Zwei Jahre in Frankreich
Duncan Postel und seine zwei Jahre in Frankreich – für den 27-Jährigen keine verlorene Zeit. Und kein Rückschritt, auch wenn damals der Wechsel vom Zweitligisten WHV zum Drittliga-Start-Up aus Bordeaux (Bruges Lormont) so hätte empfunden werden können. Im ersten Jahr sicherte sich der Club den Aufstieg in die 2. Liga. Anschließend war das Team auf einem guten Weg, nachdem aber bereits früh klar war, dass Insolvenz angemeldet werden muss, verpassten Postel & Co. die möglichen Playoffs.
Neben dem Handball hatte „Handwerker“ Postel aber auch eine Menge zu tun.
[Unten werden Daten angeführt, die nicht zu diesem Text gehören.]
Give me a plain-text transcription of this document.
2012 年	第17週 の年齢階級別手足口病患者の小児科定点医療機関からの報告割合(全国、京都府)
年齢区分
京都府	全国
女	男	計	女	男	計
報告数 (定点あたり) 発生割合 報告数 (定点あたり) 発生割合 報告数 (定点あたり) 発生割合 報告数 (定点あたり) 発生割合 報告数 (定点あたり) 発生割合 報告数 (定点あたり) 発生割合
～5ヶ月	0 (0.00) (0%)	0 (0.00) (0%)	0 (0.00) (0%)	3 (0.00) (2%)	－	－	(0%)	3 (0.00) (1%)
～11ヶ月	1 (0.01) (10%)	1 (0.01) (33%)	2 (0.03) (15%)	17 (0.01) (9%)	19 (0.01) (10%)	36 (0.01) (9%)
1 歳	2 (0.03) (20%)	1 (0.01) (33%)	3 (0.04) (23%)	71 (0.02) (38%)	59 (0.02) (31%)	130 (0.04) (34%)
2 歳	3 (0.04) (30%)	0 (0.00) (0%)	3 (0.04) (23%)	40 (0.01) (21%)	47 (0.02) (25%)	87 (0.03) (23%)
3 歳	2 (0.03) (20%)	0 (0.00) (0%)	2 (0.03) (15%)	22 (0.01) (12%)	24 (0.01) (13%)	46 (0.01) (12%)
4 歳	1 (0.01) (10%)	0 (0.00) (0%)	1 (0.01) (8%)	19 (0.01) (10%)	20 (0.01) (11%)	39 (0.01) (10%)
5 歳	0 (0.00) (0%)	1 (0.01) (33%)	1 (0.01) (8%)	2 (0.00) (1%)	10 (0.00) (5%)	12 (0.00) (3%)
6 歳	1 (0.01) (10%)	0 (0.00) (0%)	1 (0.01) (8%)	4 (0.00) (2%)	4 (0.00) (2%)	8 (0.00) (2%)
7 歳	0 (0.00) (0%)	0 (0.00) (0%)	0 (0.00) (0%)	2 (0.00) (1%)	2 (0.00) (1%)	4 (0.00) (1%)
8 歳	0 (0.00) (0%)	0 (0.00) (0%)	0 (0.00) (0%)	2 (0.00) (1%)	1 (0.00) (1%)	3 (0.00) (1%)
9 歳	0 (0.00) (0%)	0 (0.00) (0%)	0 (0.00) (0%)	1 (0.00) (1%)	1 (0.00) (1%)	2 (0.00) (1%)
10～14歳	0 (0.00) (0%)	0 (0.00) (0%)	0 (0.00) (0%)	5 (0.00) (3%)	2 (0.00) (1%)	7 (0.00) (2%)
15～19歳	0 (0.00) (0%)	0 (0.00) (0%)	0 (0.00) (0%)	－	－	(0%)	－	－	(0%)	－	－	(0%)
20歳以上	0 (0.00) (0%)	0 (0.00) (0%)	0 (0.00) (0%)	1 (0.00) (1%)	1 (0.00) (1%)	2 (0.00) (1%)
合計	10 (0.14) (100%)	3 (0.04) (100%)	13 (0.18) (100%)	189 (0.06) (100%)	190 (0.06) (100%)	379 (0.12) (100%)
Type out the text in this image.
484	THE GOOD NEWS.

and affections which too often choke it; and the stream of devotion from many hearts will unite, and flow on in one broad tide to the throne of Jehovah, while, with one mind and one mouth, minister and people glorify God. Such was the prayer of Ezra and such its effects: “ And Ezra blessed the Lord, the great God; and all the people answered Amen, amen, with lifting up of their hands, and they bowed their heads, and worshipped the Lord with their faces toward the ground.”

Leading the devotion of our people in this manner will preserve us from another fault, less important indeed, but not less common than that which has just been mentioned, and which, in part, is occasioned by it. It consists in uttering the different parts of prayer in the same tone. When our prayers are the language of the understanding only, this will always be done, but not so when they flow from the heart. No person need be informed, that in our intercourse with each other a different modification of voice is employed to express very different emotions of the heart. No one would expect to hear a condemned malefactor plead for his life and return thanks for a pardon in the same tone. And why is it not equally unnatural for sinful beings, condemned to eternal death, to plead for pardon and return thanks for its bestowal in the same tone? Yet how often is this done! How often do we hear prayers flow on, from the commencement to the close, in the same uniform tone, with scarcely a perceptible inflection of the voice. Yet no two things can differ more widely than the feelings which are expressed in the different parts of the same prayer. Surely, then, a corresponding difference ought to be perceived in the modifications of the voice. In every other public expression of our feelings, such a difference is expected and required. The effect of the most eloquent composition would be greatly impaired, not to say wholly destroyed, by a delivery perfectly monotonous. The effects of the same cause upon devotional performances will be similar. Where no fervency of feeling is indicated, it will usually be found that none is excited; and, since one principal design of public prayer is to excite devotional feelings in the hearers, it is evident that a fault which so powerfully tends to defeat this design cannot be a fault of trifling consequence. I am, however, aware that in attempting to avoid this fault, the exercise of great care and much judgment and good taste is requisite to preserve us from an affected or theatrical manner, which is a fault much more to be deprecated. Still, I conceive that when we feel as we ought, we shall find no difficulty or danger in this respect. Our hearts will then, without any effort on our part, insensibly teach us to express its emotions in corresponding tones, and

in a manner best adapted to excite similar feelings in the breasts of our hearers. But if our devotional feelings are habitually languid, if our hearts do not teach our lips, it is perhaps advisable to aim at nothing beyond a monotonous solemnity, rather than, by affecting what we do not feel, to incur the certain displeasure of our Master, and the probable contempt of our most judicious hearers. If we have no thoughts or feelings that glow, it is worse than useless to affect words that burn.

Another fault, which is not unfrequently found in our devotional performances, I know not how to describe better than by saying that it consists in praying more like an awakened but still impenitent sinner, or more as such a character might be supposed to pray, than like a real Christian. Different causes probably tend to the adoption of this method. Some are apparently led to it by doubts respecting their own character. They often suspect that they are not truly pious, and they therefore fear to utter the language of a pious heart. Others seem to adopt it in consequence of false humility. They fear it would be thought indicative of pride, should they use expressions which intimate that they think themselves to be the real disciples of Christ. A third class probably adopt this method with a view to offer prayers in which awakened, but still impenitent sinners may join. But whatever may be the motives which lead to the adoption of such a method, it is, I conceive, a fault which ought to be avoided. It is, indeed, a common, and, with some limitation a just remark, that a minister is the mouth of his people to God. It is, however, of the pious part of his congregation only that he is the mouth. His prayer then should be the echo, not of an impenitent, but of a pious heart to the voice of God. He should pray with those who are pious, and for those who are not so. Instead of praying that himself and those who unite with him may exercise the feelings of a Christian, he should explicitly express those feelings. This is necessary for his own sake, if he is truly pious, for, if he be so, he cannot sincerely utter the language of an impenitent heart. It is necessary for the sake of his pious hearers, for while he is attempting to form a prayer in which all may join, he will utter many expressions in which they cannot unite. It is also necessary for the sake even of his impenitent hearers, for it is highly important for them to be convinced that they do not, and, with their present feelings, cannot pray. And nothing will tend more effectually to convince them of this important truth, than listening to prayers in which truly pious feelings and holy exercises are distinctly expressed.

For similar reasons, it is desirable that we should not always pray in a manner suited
Zusammen mit seinem Vater kaufte der Kreisläufer ein Apartment, das der Niederländer dann in Eigenregie renovierte. „Ich habe lange auf einer Baustelle gewohnt. Und als alles fertig war und ich das genießen konnte, war ich dann fast schon wieder weg.“
Westeuropäer Postel hatte 1000 Kilometer weiter südlich aber ein anderes Problem. „Bordeaux ist eine schöne Stadt. Dort lässt sich wunderbar Urlaub machen. Aber mir war es ein bisschen zu warm. Ich mag es etwas kälter und mache mich dann lieber richtig warm.“
Enttäuschende Saison
Dass der WHV (35:15 Punkte/sieben Saisonniederlagen) nicht einmal ansatzweise mit den Top-Teams aus Hildesheim (47:3) und Emsdetten (44:2) mithalten konnte und die Aufstiegsrunde zur 2. Liga klar verpasst hat, ist auch für Postel enttäuschend. „Das Potenzial der Mannschaft hätte für mehr gereicht. Aber wir haben vor allem im Angriff zu viel liegen gelassen. Aber da haben wir zuletzt auch in Aurich gezeigt, dass wir da schon einen Schritt weiter gekommen sind.“
Weil Postel, der als Kind auch Golf und Tennis spielte und auf der Judomatte Gegner bearbeitete, nach seinen zwei Jahren in Frankreich viele Mitspieler beim WHV aus seiner Zeit zuvor in Wilhelmshaven (2017 bis 2021) noch kannte, war die Integration kein Problem. „Mit Matej Kozul und Jonas Schweigart war das Timing im Angriff von Anfang an da. Und bei den No-Look-Pässen von Rene Drechsler weiß ich im Gegensatz zum Gegner, wo ich stehen muss, um einen Ball zu bekommen.“
Tischler-Ausbildung
In der Abwehr musste sich Postel mit dem Abgang von Sven Eberlein im Winter nach Vinnhorst noch einmal neu orientieren. Der Kreisläufer rückt seitdem häufig in den Abwehr-Innenblock – und fühlt sich auch gegen Angriffsriesen wohl. „Die traditionelle 6:0-Abwehrformation ist mit mir sicherlich etwas offensiver. Denn ich bin zwar nicht so groß wie sie, aber vielleicht etwas schneller auf den Beinen.“
Starten möchte Heimwerker Postel – Vertrag bis Juni 2025 – in Wilhelmshaven gerne eine Ausbildung zum Tischler. Den Backekasten für Auswärtsspiele hat Postel („Der Deckel klebt leider etwas“) bereits gebaut, ein „Zauberkasten“ gibt Besuchern Öffnungs-Rätsel auf – jetzt soll langfristig ein zweites Standbein neben dem Handball her. Das wären dann neue Strukturen ganz nach dem Geschmack von Duncan Postel.